A más de un siglo de su partida, el creador de Drácula, Bram Stoker pasó de la pobreza absoluta a ser el arquitecto del terror gótico que hoy domina el cine y la cultura pop.
Hay historias que necesitan la muerte de sus autores para alcanzar la verdadera inmortalidad. Bram Stoker, el escritor irlandés que creó la figura de Drácula, falleció en 1912 sumido en la pobreza y el olvido, sin sospechar que su creación se convertiría en el pilar más sólido del terror universal.
La trascendencia de Stoker está en su capacidad para mezclar el folclore más oscuro con los miedos profundos de la sociedad. A pesar de que jamás pisó Transilvania, su mente y su experiencia en el teatro le permitieron dotar al famoso Conde de una personalidad implacable.
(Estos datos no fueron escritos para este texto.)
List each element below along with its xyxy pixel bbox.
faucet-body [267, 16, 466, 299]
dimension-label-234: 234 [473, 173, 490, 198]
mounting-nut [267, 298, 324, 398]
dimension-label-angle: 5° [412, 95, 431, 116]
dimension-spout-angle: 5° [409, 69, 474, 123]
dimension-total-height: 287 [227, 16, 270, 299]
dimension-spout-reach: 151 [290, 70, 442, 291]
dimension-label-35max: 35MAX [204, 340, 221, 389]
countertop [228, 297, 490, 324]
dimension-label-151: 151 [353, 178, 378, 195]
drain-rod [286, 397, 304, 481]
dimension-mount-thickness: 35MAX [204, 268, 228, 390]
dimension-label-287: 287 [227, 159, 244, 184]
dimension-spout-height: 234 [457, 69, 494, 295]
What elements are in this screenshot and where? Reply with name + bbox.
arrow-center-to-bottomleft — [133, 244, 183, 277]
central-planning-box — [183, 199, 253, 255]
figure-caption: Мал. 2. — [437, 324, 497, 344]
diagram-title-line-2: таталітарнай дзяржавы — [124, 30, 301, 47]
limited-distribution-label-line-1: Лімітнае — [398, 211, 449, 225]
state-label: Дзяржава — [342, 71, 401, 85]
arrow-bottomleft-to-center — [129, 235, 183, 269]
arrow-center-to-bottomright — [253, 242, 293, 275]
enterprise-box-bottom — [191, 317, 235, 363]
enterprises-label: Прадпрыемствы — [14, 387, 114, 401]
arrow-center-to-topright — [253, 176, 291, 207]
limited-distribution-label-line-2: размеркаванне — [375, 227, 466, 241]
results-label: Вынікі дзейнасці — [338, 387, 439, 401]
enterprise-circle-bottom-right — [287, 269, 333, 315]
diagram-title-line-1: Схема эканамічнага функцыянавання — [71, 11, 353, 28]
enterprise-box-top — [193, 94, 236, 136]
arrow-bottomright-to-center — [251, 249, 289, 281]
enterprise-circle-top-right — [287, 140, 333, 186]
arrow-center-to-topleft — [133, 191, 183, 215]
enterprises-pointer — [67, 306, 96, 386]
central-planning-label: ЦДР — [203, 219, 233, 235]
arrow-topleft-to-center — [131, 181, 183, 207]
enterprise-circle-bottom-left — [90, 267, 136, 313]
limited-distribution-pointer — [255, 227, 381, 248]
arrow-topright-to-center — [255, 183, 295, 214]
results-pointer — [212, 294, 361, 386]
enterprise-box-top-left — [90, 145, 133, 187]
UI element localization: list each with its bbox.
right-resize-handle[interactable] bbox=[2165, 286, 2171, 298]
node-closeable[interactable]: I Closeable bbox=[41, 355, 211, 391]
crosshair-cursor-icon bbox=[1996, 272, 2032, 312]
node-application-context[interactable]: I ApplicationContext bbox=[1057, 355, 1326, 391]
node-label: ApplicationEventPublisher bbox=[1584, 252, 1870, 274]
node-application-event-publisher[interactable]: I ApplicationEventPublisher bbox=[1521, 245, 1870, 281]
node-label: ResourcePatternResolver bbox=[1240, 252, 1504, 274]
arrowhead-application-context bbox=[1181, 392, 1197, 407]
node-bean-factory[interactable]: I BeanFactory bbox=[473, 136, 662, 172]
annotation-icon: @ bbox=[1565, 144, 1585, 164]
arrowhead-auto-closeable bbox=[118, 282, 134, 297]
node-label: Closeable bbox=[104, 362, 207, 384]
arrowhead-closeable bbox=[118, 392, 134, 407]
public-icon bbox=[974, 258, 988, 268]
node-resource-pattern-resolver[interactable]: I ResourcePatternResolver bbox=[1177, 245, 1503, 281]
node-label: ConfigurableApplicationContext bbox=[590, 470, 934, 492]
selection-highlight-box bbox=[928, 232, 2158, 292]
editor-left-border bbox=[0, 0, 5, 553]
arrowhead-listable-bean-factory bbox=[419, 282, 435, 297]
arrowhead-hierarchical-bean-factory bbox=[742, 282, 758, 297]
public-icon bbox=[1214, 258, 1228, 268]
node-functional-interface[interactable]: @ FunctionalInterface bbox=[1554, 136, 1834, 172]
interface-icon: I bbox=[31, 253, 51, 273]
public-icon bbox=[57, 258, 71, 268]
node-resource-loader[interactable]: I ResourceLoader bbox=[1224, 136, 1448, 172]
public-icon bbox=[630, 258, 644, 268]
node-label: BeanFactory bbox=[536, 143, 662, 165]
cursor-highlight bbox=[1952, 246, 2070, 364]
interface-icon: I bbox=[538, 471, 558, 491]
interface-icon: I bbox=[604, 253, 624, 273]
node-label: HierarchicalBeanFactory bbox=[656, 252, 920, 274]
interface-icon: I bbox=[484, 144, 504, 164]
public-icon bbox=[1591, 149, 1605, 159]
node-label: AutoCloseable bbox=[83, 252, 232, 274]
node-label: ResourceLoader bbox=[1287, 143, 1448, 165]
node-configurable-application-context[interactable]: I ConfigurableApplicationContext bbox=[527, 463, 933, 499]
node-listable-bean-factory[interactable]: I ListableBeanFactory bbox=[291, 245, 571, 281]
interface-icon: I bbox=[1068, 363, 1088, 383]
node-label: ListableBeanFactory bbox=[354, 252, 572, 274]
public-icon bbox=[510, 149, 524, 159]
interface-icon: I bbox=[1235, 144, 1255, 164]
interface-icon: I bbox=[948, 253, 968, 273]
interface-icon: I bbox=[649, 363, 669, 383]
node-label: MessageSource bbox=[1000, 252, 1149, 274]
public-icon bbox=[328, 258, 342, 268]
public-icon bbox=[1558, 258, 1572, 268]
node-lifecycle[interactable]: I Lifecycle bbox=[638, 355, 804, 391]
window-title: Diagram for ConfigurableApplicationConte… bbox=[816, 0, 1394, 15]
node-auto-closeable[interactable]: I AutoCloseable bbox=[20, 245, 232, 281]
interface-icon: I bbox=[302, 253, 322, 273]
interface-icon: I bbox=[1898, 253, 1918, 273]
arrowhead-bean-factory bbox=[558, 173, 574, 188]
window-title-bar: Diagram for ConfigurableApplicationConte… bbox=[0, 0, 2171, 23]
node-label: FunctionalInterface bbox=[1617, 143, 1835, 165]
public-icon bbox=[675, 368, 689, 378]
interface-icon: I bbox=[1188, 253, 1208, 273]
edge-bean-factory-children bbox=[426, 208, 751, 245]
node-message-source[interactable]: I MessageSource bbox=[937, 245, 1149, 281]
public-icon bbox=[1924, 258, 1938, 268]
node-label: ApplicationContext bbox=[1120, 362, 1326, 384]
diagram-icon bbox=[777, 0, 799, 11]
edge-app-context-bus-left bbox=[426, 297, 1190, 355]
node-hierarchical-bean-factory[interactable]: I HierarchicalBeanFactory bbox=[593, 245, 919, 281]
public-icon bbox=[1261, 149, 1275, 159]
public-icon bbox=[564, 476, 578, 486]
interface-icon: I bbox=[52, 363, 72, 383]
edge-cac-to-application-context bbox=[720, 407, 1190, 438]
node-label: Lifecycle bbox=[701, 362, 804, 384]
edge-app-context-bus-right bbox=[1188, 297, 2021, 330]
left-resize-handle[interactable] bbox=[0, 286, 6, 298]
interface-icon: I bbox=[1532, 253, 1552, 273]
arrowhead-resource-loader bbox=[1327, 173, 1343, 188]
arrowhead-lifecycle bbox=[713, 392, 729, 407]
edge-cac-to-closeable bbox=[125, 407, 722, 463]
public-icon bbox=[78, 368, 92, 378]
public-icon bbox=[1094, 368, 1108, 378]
Haciendo así que el nombre de Drácula siga siendo sinónimo de una seducción prohibida y un peligro latente que hipnotiza a nuevas generaciones.
Lo irónico es que Bram nunca se consideró a sí mismo un gran novelista; sin embargo, su obra logró canalizar las tensiones de la era victoriana, como el deseo y la represión, temas que siguen vigentes en las tramas de suspenso contemporáneas. Al leer su obra hoy, los lectores pueden concluir que el vampiro no es solo una criatura siniestra, sino un ser intelectualmente superior que desafía el paso de los siglos.
Actualmente, el nombre de Bram Stoker resuena con mayor fuerza, ya que su legado se ha convertido en una industria cultural inagotable que alimenta la imaginación del público cada vez que se apagan las luces de un cine. Stoker enseñó que, aunque el hombre pueda morir pobre y solo, una idea poderosa tiene el poder de levantarse de la tumba una y otra vez para conquistar el mundo.